Au matin, la mitraille recommence : « gros obus et torpilles tombent sur nos positions. Les tranchées et boyaux sont complètement comblés, les abris effondrés en partie ; beaucoup de camarades sont enterrés sous les décombres, quelques uns blessés par les mitrailles, les poutres, les lourdes ferrailles, les pierres et matériaux de toutes sortes. »

 

1er avril 1917 : « nous travaillons toute la nuit pour relever nos tranchées éboulées, ainsi que les boyaux que le commandement n'a pas épargnés.

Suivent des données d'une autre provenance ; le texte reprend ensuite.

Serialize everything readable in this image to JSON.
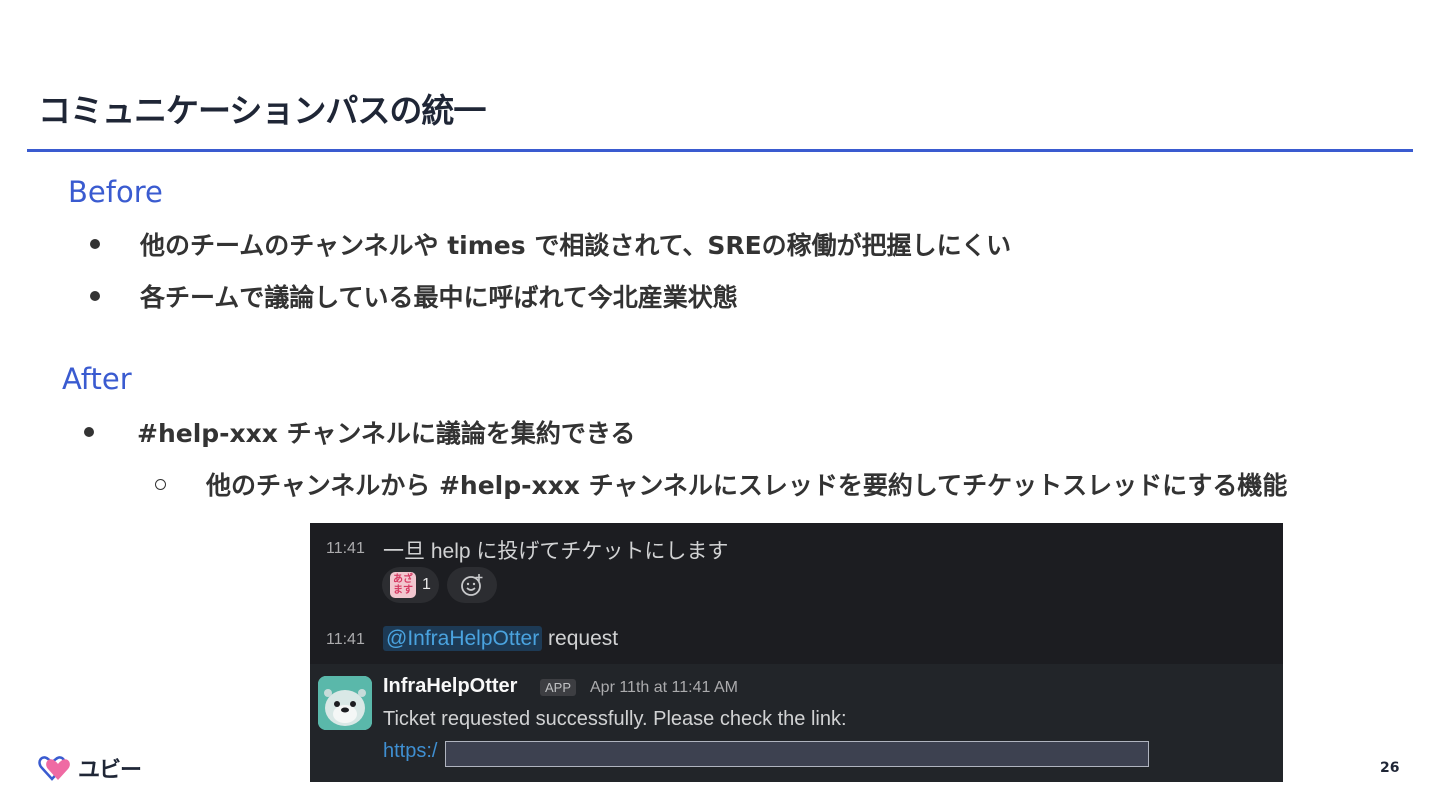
{
  "slide": {
    "title": "コミュニケーションパスの統一",
    "page_number": "26",
    "logo_text": "ユビー",
    "accent_color": "#3a5bd0"
  },
  "before": {
    "heading": "Before",
    "bullets": [
      "他のチームのチャンネルや times で相談されて、SREの稼働が把握しにくい",
      "各チームで議論している最中に呼ばれて今北産業状態"
    ]
  },
  "after": {
    "heading": "After",
    "bullets": [
      "#help-xxx チャンネルに議論を集約できる"
    ],
    "sub_bullets": [
      "他のチャンネルから #help-xxx チャンネルにスレッドを要約してチケットスレッドにする機能"
    ]
  },
  "chat": {
    "messages": [
      {
        "time": "11:41",
        "text": "一旦 help に投げてチケットにします"
      },
      {
        "time": "11:41",
        "mention": "@InfraHelpOtter",
        "text": " request"
      }
    ],
    "reaction": {
      "emoji_text": "あざます",
      "count": "1"
    },
    "bot": {
      "name": "InfraHelpOtter",
      "tag": "APP",
      "timestamp": "Apr 11th at 11:41 AM",
      "text": "Ticket requested successfully. Please check the link:",
      "link_prefix": "https:/"
    }
  }
}
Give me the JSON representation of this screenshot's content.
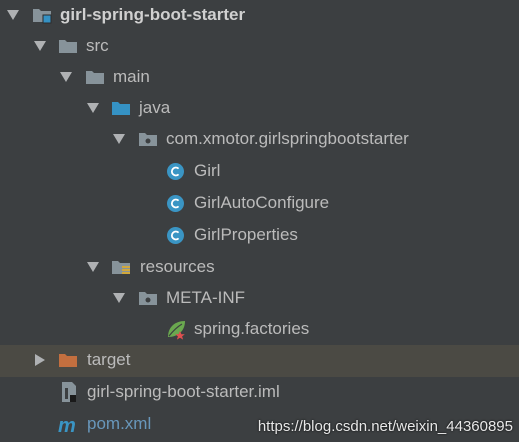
{
  "tree": {
    "root": {
      "label": "girl-spring-boot-starter",
      "icon": "module-folder-icon",
      "expanded": true
    },
    "src": {
      "label": "src",
      "icon": "folder-icon",
      "expanded": true
    },
    "main": {
      "label": "main",
      "icon": "folder-icon",
      "expanded": true
    },
    "java": {
      "label": "java",
      "icon": "source-root-folder-icon",
      "expanded": true
    },
    "package": {
      "label": "com.xmotor.girlspringbootstarter",
      "icon": "package-icon",
      "expanded": true
    },
    "class_girl": {
      "label": "Girl",
      "icon": "java-class-icon"
    },
    "class_autoconfigure": {
      "label": "GirlAutoConfigure",
      "icon": "java-class-icon"
    },
    "class_properties": {
      "label": "GirlProperties",
      "icon": "java-class-icon"
    },
    "resources": {
      "label": "resources",
      "icon": "resources-folder-icon",
      "expanded": true
    },
    "meta_inf": {
      "label": "META-INF",
      "icon": "folder-icon",
      "expanded": true
    },
    "spring_factories": {
      "label": "spring.factories",
      "icon": "spring-leaf-icon"
    },
    "target": {
      "label": "target",
      "icon": "excluded-folder-icon",
      "expanded": false,
      "selected": true
    },
    "iml": {
      "label": "girl-spring-boot-starter.iml",
      "icon": "iml-file-icon"
    },
    "pom": {
      "label": "pom.xml",
      "icon": "maven-icon"
    }
  },
  "watermark": "https://blog.csdn.net/weixin_44360895",
  "colors": {
    "background": "#3c3f41",
    "selected_row": "#4b4a44",
    "folder": "#87939a",
    "source_folder": "#3592c4",
    "excluded_folder": "#c36f3f",
    "class_icon": "#3a95c4",
    "maven_link": "#6897bb",
    "text": "#bbbbbb"
  }
}
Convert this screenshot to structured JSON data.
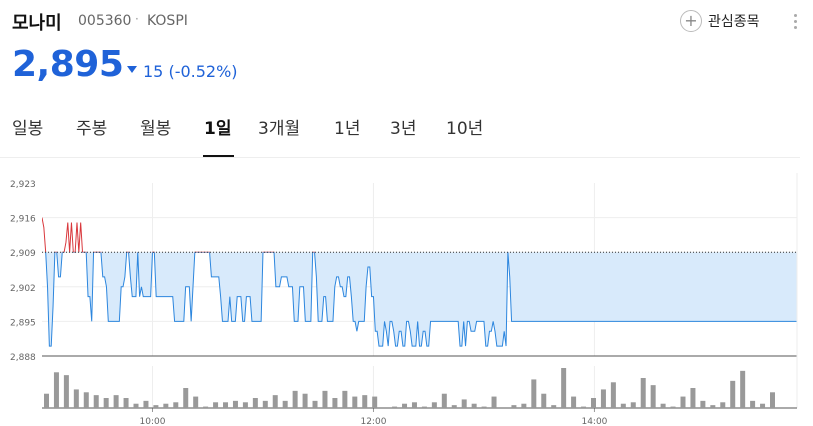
{
  "header": {
    "name": "모나미",
    "code": "005360",
    "separator": "·",
    "market": "KOSPI",
    "price": "2,895",
    "change": "15 (-0.52%)",
    "favorite_label": "관심종목"
  },
  "colors": {
    "down": "#1f62d8",
    "up": "#d9383c",
    "fill": "#d8eafb",
    "line": "#2c86de",
    "volume": "#999999"
  },
  "tabs": [
    {
      "label": "일봉",
      "active": false
    },
    {
      "label": "주봉",
      "active": false
    },
    {
      "label": "월봉",
      "active": false
    },
    {
      "label": "1일",
      "active": true
    },
    {
      "label": "3개월",
      "active": false
    },
    {
      "label": "1년",
      "active": false
    },
    {
      "label": "3년",
      "active": false
    },
    {
      "label": "10년",
      "active": false
    }
  ],
  "chart_data": {
    "type": "line",
    "y_ticks": [
      "2,923",
      "2,916",
      "2,909",
      "2,902",
      "2,895",
      "2,888"
    ],
    "x_ticks": [
      "10:00",
      "12:00",
      "14:00"
    ],
    "ylim": [
      2888,
      2923
    ],
    "reference": 2909,
    "grid": true,
    "x_range_minutes": [
      540,
      950
    ],
    "series": [
      {
        "points": [
          [
            540,
            2916
          ],
          [
            541,
            2914
          ],
          [
            542,
            2909
          ],
          [
            543,
            2902
          ],
          [
            544,
            2890
          ],
          [
            545,
            2890
          ],
          [
            546,
            2898
          ],
          [
            547,
            2909
          ],
          [
            548,
            2909
          ],
          [
            549,
            2904
          ],
          [
            550,
            2904
          ],
          [
            551,
            2909
          ],
          [
            552,
            2909
          ],
          [
            553,
            2911
          ],
          [
            554,
            2915
          ],
          [
            555,
            2909
          ],
          [
            556,
            2915
          ],
          [
            557,
            2909
          ],
          [
            558,
            2909
          ],
          [
            559,
            2915
          ],
          [
            560,
            2909
          ],
          [
            561,
            2915
          ],
          [
            562,
            2909
          ],
          [
            563,
            2909
          ],
          [
            564,
            2909
          ],
          [
            565,
            2900
          ],
          [
            566,
            2900
          ],
          [
            567,
            2895
          ],
          [
            568,
            2909
          ],
          [
            569,
            2909
          ],
          [
            570,
            2909
          ],
          [
            571,
            2909
          ],
          [
            572,
            2909
          ],
          [
            573,
            2904
          ],
          [
            574,
            2904
          ],
          [
            575,
            2902
          ],
          [
            576,
            2895
          ],
          [
            577,
            2895
          ],
          [
            578,
            2895
          ],
          [
            579,
            2895
          ],
          [
            580,
            2895
          ],
          [
            581,
            2895
          ],
          [
            582,
            2895
          ],
          [
            583,
            2902
          ],
          [
            584,
            2902
          ],
          [
            585,
            2904
          ],
          [
            586,
            2909
          ],
          [
            587,
            2909
          ],
          [
            588,
            2904
          ],
          [
            589,
            2900
          ],
          [
            590,
            2900
          ],
          [
            591,
            2900
          ],
          [
            592,
            2909
          ],
          [
            593,
            2900
          ],
          [
            594,
            2902
          ],
          [
            595,
            2900
          ],
          [
            596,
            2900
          ],
          [
            597,
            2900
          ],
          [
            598,
            2900
          ],
          [
            599,
            2900
          ],
          [
            600,
            2909
          ],
          [
            601,
            2909
          ],
          [
            602,
            2900
          ],
          [
            603,
            2900
          ],
          [
            604,
            2900
          ],
          [
            605,
            2900
          ],
          [
            606,
            2900
          ],
          [
            607,
            2900
          ],
          [
            608,
            2900
          ],
          [
            609,
            2900
          ],
          [
            610,
            2900
          ],
          [
            611,
            2900
          ],
          [
            612,
            2895
          ],
          [
            613,
            2895
          ],
          [
            614,
            2895
          ],
          [
            615,
            2895
          ],
          [
            616,
            2895
          ],
          [
            617,
            2895
          ],
          [
            618,
            2902
          ],
          [
            619,
            2902
          ],
          [
            620,
            2902
          ],
          [
            621,
            2895
          ],
          [
            622,
            2902
          ],
          [
            623,
            2909
          ],
          [
            624,
            2909
          ],
          [
            625,
            2909
          ],
          [
            626,
            2909
          ],
          [
            627,
            2909
          ],
          [
            628,
            2909
          ],
          [
            629,
            2909
          ],
          [
            630,
            2909
          ],
          [
            631,
            2909
          ],
          [
            632,
            2904
          ],
          [
            633,
            2904
          ],
          [
            634,
            2904
          ],
          [
            635,
            2904
          ],
          [
            636,
            2904
          ],
          [
            637,
            2900
          ],
          [
            638,
            2895
          ],
          [
            639,
            2895
          ],
          [
            640,
            2895
          ],
          [
            641,
            2895
          ],
          [
            642,
            2900
          ],
          [
            643,
            2895
          ],
          [
            644,
            2895
          ],
          [
            645,
            2895
          ],
          [
            646,
            2900
          ],
          [
            647,
            2900
          ],
          [
            648,
            2900
          ],
          [
            649,
            2895
          ],
          [
            650,
            2895
          ],
          [
            651,
            2900
          ],
          [
            652,
            2900
          ],
          [
            653,
            2900
          ],
          [
            654,
            2895
          ],
          [
            655,
            2895
          ],
          [
            656,
            2895
          ],
          [
            657,
            2895
          ],
          [
            658,
            2895
          ],
          [
            659,
            2895
          ],
          [
            660,
            2909
          ],
          [
            661,
            2909
          ],
          [
            662,
            2909
          ],
          [
            663,
            2909
          ],
          [
            664,
            2909
          ],
          [
            665,
            2909
          ],
          [
            666,
            2909
          ],
          [
            667,
            2902
          ],
          [
            668,
            2902
          ],
          [
            669,
            2902
          ],
          [
            670,
            2904
          ],
          [
            671,
            2904
          ],
          [
            672,
            2904
          ],
          [
            673,
            2904
          ],
          [
            674,
            2902
          ],
          [
            675,
            2902
          ],
          [
            676,
            2902
          ],
          [
            677,
            2895
          ],
          [
            678,
            2895
          ],
          [
            679,
            2895
          ],
          [
            680,
            2902
          ],
          [
            681,
            2902
          ],
          [
            682,
            2902
          ],
          [
            683,
            2895
          ],
          [
            684,
            2895
          ],
          [
            685,
            2895
          ],
          [
            686,
            2895
          ],
          [
            687,
            2909
          ],
          [
            688,
            2909
          ],
          [
            689,
            2904
          ],
          [
            690,
            2895
          ],
          [
            691,
            2895
          ],
          [
            692,
            2895
          ],
          [
            693,
            2900
          ],
          [
            694,
            2900
          ],
          [
            695,
            2895
          ],
          [
            696,
            2895
          ],
          [
            697,
            2895
          ],
          [
            698,
            2895
          ],
          [
            699,
            2902
          ],
          [
            700,
            2904
          ],
          [
            701,
            2904
          ],
          [
            702,
            2902
          ],
          [
            703,
            2902
          ],
          [
            704,
            2900
          ],
          [
            705,
            2900
          ],
          [
            706,
            2904
          ],
          [
            707,
            2904
          ],
          [
            708,
            2900
          ],
          [
            709,
            2895
          ],
          [
            710,
            2895
          ],
          [
            711,
            2893
          ],
          [
            712,
            2895
          ],
          [
            713,
            2895
          ],
          [
            714,
            2895
          ],
          [
            715,
            2895
          ],
          [
            716,
            2902
          ],
          [
            717,
            2906
          ],
          [
            718,
            2906
          ],
          [
            719,
            2900
          ],
          [
            720,
            2900
          ],
          [
            721,
            2893
          ],
          [
            722,
            2893
          ],
          [
            723,
            2890
          ],
          [
            724,
            2890
          ],
          [
            725,
            2890
          ],
          [
            726,
            2895
          ],
          [
            727,
            2893
          ],
          [
            728,
            2890
          ],
          [
            729,
            2895
          ],
          [
            730,
            2895
          ],
          [
            731,
            2893
          ],
          [
            732,
            2890
          ],
          [
            733,
            2890
          ],
          [
            734,
            2893
          ],
          [
            735,
            2893
          ],
          [
            736,
            2890
          ],
          [
            737,
            2890
          ],
          [
            738,
            2895
          ],
          [
            739,
            2895
          ],
          [
            740,
            2893
          ],
          [
            741,
            2890
          ],
          [
            742,
            2890
          ],
          [
            743,
            2890
          ],
          [
            744,
            2895
          ],
          [
            745,
            2890
          ],
          [
            746,
            2890
          ],
          [
            747,
            2893
          ],
          [
            748,
            2893
          ],
          [
            749,
            2890
          ],
          [
            750,
            2890
          ],
          [
            751,
            2895
          ],
          [
            752,
            2895
          ],
          [
            753,
            2895
          ],
          [
            754,
            2895
          ],
          [
            755,
            2895
          ],
          [
            756,
            2895
          ],
          [
            757,
            2895
          ],
          [
            758,
            2895
          ],
          [
            759,
            2895
          ],
          [
            760,
            2895
          ],
          [
            761,
            2895
          ],
          [
            762,
            2895
          ],
          [
            763,
            2895
          ],
          [
            764,
            2895
          ],
          [
            765,
            2895
          ],
          [
            766,
            2895
          ],
          [
            767,
            2890
          ],
          [
            768,
            2890
          ],
          [
            769,
            2895
          ],
          [
            770,
            2890
          ],
          [
            771,
            2895
          ],
          [
            772,
            2895
          ],
          [
            773,
            2893
          ],
          [
            774,
            2893
          ],
          [
            775,
            2893
          ],
          [
            776,
            2895
          ],
          [
            777,
            2895
          ],
          [
            778,
            2895
          ],
          [
            779,
            2895
          ],
          [
            780,
            2895
          ],
          [
            781,
            2890
          ],
          [
            782,
            2890
          ],
          [
            783,
            2893
          ],
          [
            784,
            2893
          ],
          [
            785,
            2895
          ],
          [
            786,
            2893
          ],
          [
            787,
            2890
          ],
          [
            788,
            2890
          ],
          [
            789,
            2890
          ],
          [
            790,
            2890
          ],
          [
            791,
            2893
          ],
          [
            792,
            2890
          ],
          [
            793,
            2909
          ],
          [
            794,
            2904
          ],
          [
            795,
            2895
          ],
          [
            796,
            2895
          ],
          [
            797,
            2895
          ],
          [
            798,
            2895
          ],
          [
            799,
            2895
          ],
          [
            800,
            2895
          ],
          [
            801,
            2895
          ],
          [
            802,
            2895
          ],
          [
            803,
            2895
          ],
          [
            804,
            2895
          ],
          [
            805,
            2895
          ],
          [
            806,
            2895
          ],
          [
            807,
            2895
          ],
          [
            808,
            2895
          ],
          [
            809,
            2895
          ],
          [
            810,
            2895
          ],
          [
            811,
            2895
          ],
          [
            812,
            2895
          ],
          [
            813,
            2895
          ],
          [
            814,
            2895
          ]
        ]
      }
    ],
    "volume": [
      10,
      25,
      23,
      13,
      11,
      9,
      7,
      9,
      7,
      3,
      5,
      2,
      3,
      4,
      14,
      8,
      1,
      4,
      4,
      5,
      4,
      7,
      5,
      9,
      5,
      12,
      10,
      5,
      12,
      7,
      12,
      8,
      9,
      8,
      0,
      1,
      3,
      4,
      1,
      4,
      10,
      2,
      6,
      3,
      1,
      8,
      0,
      2,
      3,
      20,
      10,
      2,
      28,
      8,
      1,
      7,
      13,
      18,
      3,
      4,
      21,
      16,
      3,
      1,
      8,
      14,
      5,
      2,
      4,
      19,
      26,
      5,
      3,
      11
    ]
  }
}
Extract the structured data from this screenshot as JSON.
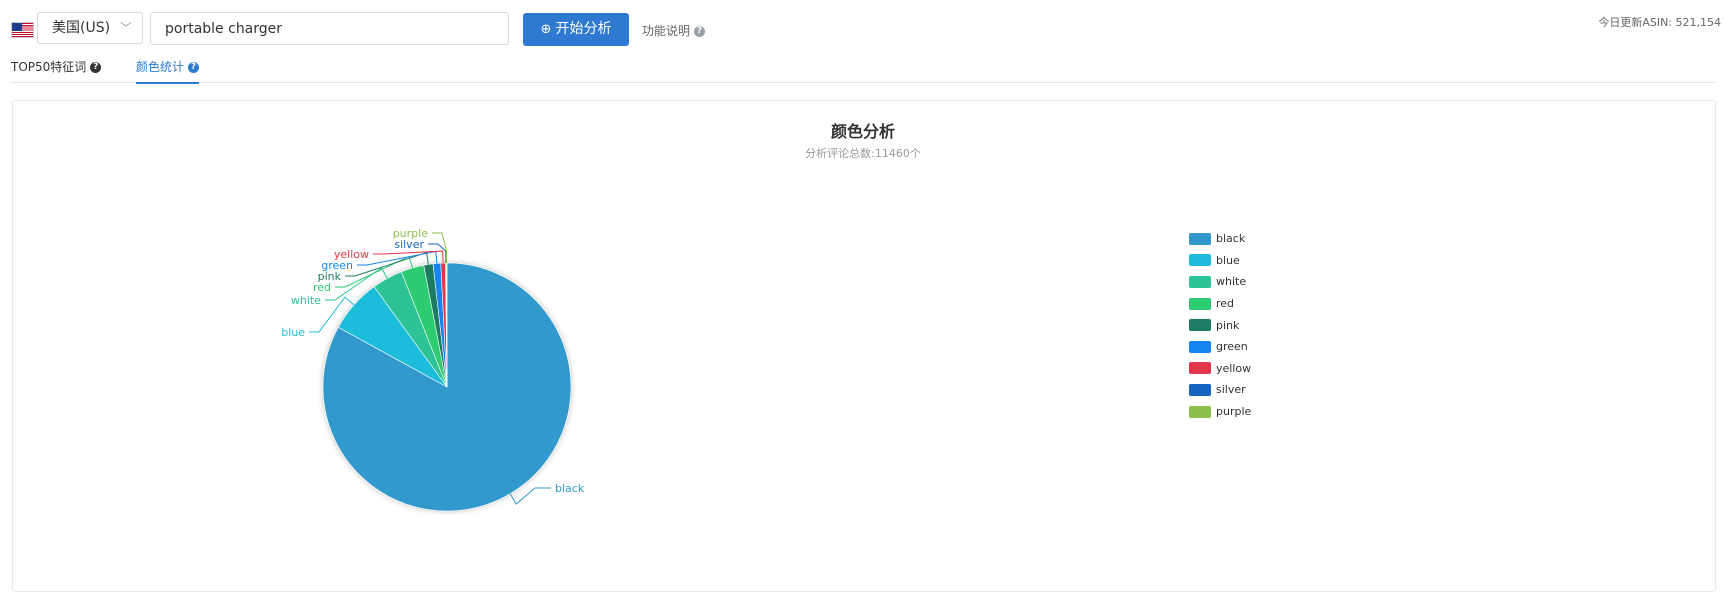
{
  "topbar": {
    "country": "美国(US)",
    "search_value": "portable charger",
    "search_placeholder": "",
    "analyze_label": "开始分析",
    "help_label": "功能说明",
    "update_info": "今日更新ASIN: 521,154"
  },
  "tabs": [
    {
      "label": "TOP50特征词",
      "active": false
    },
    {
      "label": "颜色统计",
      "active": true
    }
  ],
  "chart_data": {
    "type": "pie",
    "title": "颜色分析",
    "subtitle": "分析评论总数:11460个",
    "total_reviews": 11460,
    "slices": [
      {
        "name": "black",
        "value": 83.0,
        "color": "#3399cc"
      },
      {
        "name": "blue",
        "value": 7.0,
        "color": "#1fbddb"
      },
      {
        "name": "white",
        "value": 4.0,
        "color": "#2ec297"
      },
      {
        "name": "red",
        "value": 3.0,
        "color": "#2ecc71"
      },
      {
        "name": "pink",
        "value": 1.2,
        "color": "#1e7b64"
      },
      {
        "name": "green",
        "value": 1.0,
        "color": "#1684ef"
      },
      {
        "name": "yellow",
        "value": 0.6,
        "color": "#e0374a"
      },
      {
        "name": "silver",
        "value": 0.1,
        "color": "#1565c0"
      },
      {
        "name": "purple",
        "value": 0.1,
        "color": "#8cbf4c"
      }
    ],
    "legend_position": "right"
  }
}
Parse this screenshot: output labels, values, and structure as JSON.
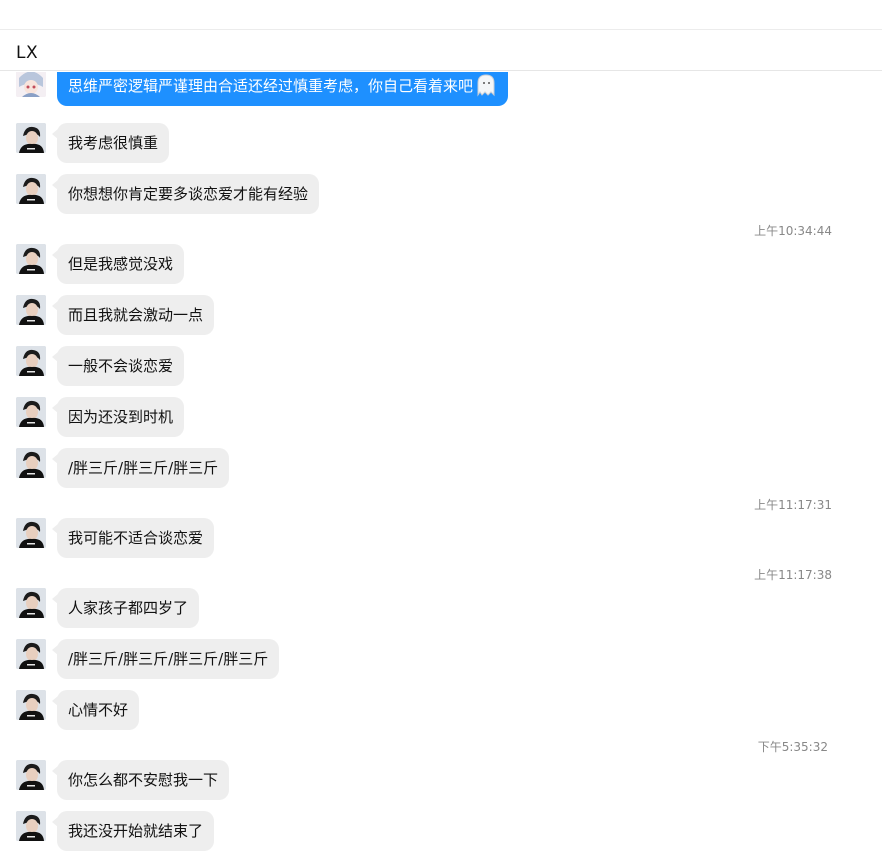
{
  "header": {
    "title": "LX"
  },
  "colors": {
    "bubble_blue": "#1e90ff",
    "bubble_gray": "#eeeeee",
    "timestamp": "#888888"
  },
  "messages": [
    {
      "text": "思维严密逻辑严谨理由合适还经过慎重考虑，你自己看着来吧",
      "style": "blue",
      "avatar": "anime-avatar",
      "emoji": "ghost-icon"
    },
    {
      "text": "我考虑很慎重"
    },
    {
      "text": "你想想你肯定要多谈恋爱才能有经验"
    },
    {
      "text": "但是我感觉没戏"
    },
    {
      "text": "而且我就会激动一点"
    },
    {
      "text": "一般不会谈恋爱"
    },
    {
      "text": "因为还没到时机"
    },
    {
      "text": "/胖三斤/胖三斤/胖三斤"
    },
    {
      "text": "我可能不适合谈恋爱"
    },
    {
      "text": "人家孩子都四岁了"
    },
    {
      "text": "/胖三斤/胖三斤/胖三斤/胖三斤"
    },
    {
      "text": "心情不好"
    },
    {
      "text": "你怎么都不安慰我一下"
    },
    {
      "text": "我还没开始就结束了"
    }
  ],
  "timestamps": [
    "上午10:34:44",
    "上午11:17:31",
    "上午11:17:38",
    "下午5:35:32"
  ]
}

Cette nuit, je vais avec plusieurs copains, poser des fils de fer barbelés. De temps à autre, les mitrailleuses nous tirent dessus, on se couche par terre, puis on recommence à travailler. [...] Le jour, quand nous voyons le terrain, ça fait frémir. Il semble que rien ne poussera plus sur cette terre. »

 

3 avril 1917 : « le bruit court dans le secteur que sous peu nous allons procéder à une offensive terrible à l'endroit où nous sommes, c'est-à-dire de Reims jusqu'à Soissons. Le plus fort sera la région de Craonne. » L'afflux de munitions et d'obus lui confirme cette rumeur.

 

11-12 et 13 avril 1917 : « toutes nos pièces [...d'artillerie...] tirent ensemble dans un fracas épouvantable, sans arrêt. [...] Par-ci, par-là, quelques obus allemands tombent, certains font des victimes, tant hommes que chevaux, et du matériel démoli. Par contre, les Boches doivent prendre quelque chose aussi. »

 

16 avril 1917 : « grande offensive de Craonne, lieu-dit Chemin des Dames. Attaque par les Français. Ce matin, 16 avril 1917 [...], après une nuit sans sommeil due aux préparatifs, dans l'inquiétude, [...] dernier ordre, attaque à 5 heures. [...Les combattants se rendent en première ligne face aux positions allemandes à prendre...] Déjà l'ennemi attend, il est prêt, il guette, il bombarde presque aussi fort que nous. Nous, notre bataillon, ainsi que tout le 273e [régiment d’infanterie], faisons partie de la deuxième vague d'assaut. Le pays est très cotoyeux, il faut grimper dans les coteaux et descendre des vallées abruptes et profondes. [...] Voici une heure que nous attendons ; la première vague part, mais est aux deux tiers fauchée par les mitrailleuses ennemies qui sont dans des petits abris en ciment armé. Nous devrions être partis depuis trois quarts d'heures. Nos camarades de la première vague ramènent trente prisonniers, puis, c'est à nous de partir, car le signal est donné à notre régiment. [...] les mitrailleuses et les obus pleuvent autour de nous ; nous heurtons des morts de la première vague, ainsi que de notre régiment parti il y a 15 minutes. [...] En haut, il y a une crête, il faut coûte que coûte y arriver. [... La neige commence à tomber...]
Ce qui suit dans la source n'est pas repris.